Swimming Under Stone
When I came back from my 93 days of Write or Die with the manuscript for You Don’t Look Adopted in hand, I had a pit of debt, no home, and no job. One reason I was so willing to go into debt to write about adoption was because I thought the task would kill me. I don’t know what to compare writing about adoption as an adoptee to—nothing else stops my heart and breathing in the same way.
The closest I can come is this: one time, I was swimming in a river with a friend and my young daughter. There were rocky formations and my friend told me I could swim under one to the other side. Not wanting to look like a chicken, I asked him to keep an eye on my daughter as I dove under water. I went into the black chill, under the stony ceiling, and after too many strokes to turn around with enough breath, I realized I had made a mistake, and my daughter had just watched her mother swim herself to her death. My hubris shrank my soul and I cursed my stupidity. When I came out the other side, I was quieter, smaller, ashamed. I still have trouble with this memory. I could hold it with pride: I’m fearless. I’m strong. I can survive anything. But the way I see it is: what a fucking idiot. Your kid was there. Writing about adoption feels like that, like maybe you will betray everything most essential to you, but while I no longer am reckless in my choices of what I do physically, I am reckless on the page because I have found writing truth, although it can feel like courting death, is just dancing with what brought you.

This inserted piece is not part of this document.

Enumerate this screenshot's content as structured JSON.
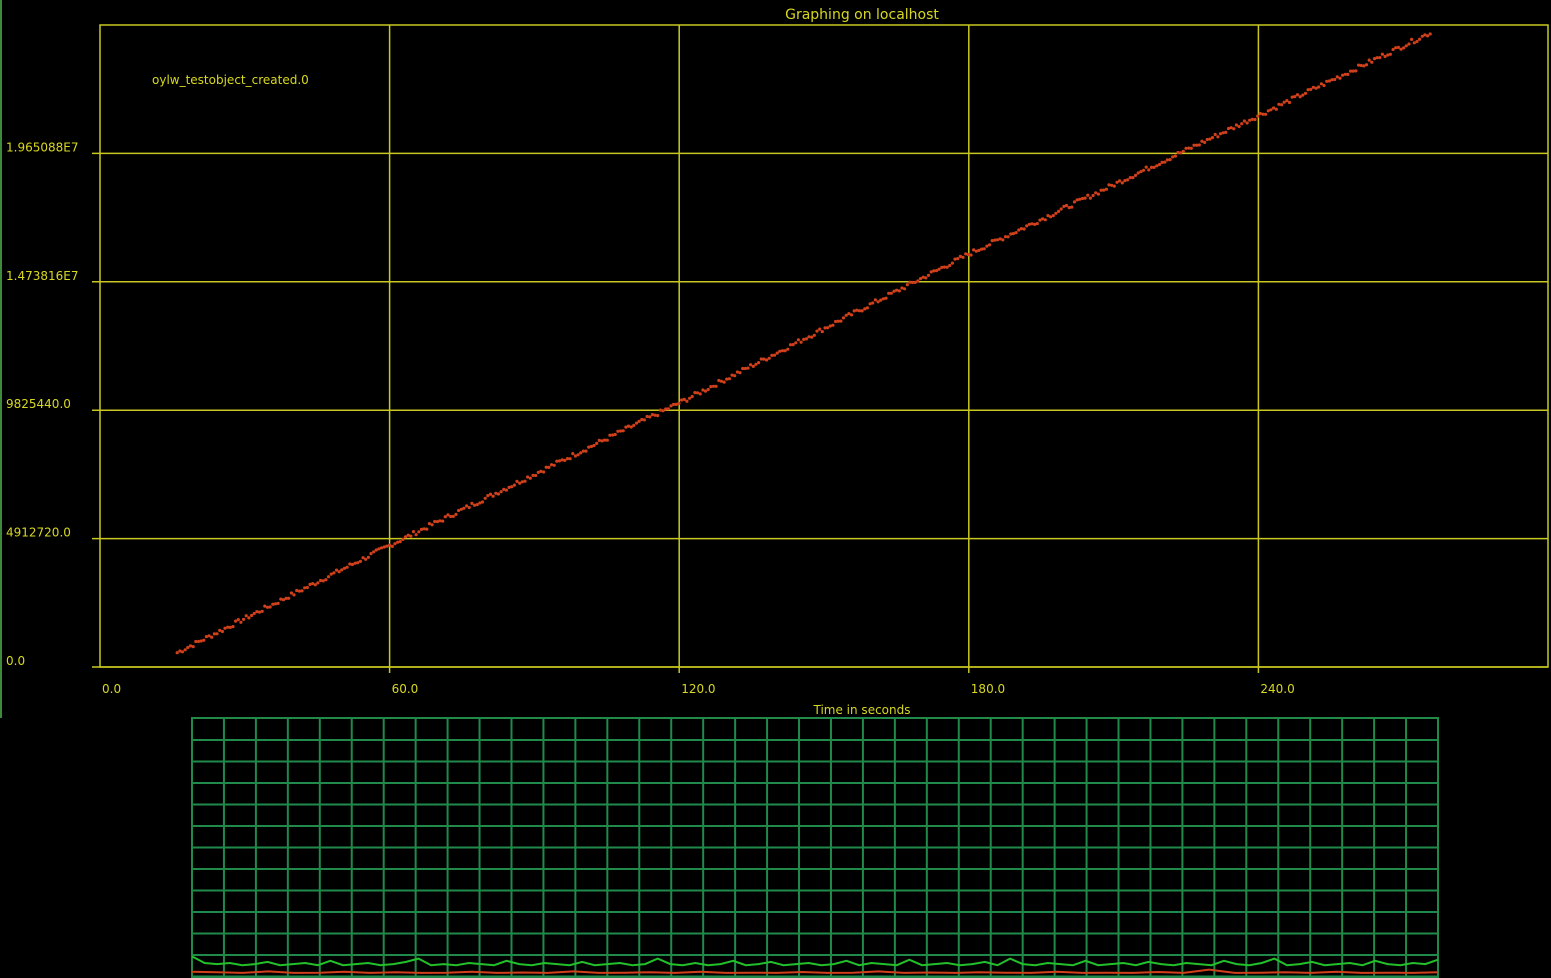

To really write about what it feels like to be adopted is to swim in dark waters where there may not be another side, because there is no other side to swim to, there is no way to return to the moment of relinquishment and get her back, and so, in the writing, you have to swim into loss and look for a way to love yourself when your infant brain told you that since your mother didn’t seem to want you, you must be worthless and so you spend the rest of your life trying to finish the job, trying to get rid of yourself while the adult part of your brain fights back, wonders what the heck you are doing as you throw hard earned money out the car window as you drive down the street.
But this is why I am still dedicating the rest of my life to helping people do exactly what I did—to find a way to write or create their story—because while the journey feels like a reckless walk across a high wire making us so afraid to breath, to make any sudden move because our fear is almost paralyzing us, our fear that, at the end of the day, when our ego falls away and we are stripped to our airy essence, the whole world will see we are not good enough, that we do not measure up, and we realize we should have stayed turtled and safe under the shell of you don’t really know me because I don’t even really know myself. Because while this is so terrifying many of us choose to skip the journey all together, here’s the secret that my friend Kate Peuvrelle taught me: the high wire is not in the air: it’s a line on the ground, and, surprise, surprise, the danger is all in your mind. You are safe.
And how are you safe? When I came back from New York, my friend Scooter made sure my bank account was full. My friend Antonia gave me a place to live. My friend Karen gave me long hours of design work on my book. My friend Mark gave me a place to work. My friend Erin made me a website. My friend HBL offered daily support and love. My friend Kate talked me down from the wire. My daughter wrote I love you, Mama. And I haven’t even given you the list of people who helped me while I was IN New York. You will spiderweb yourself to safety through connection. Start being nice to people now. Ask them what they need. Give give give. Don’t worry about what you get back. Give it all away.
Go ahead. Ask me for favors. Ask for the shirt off my back. See what happens. I’ll start wearing an undershirt just to be safe. And, yes, I do have limits. You can’t have that.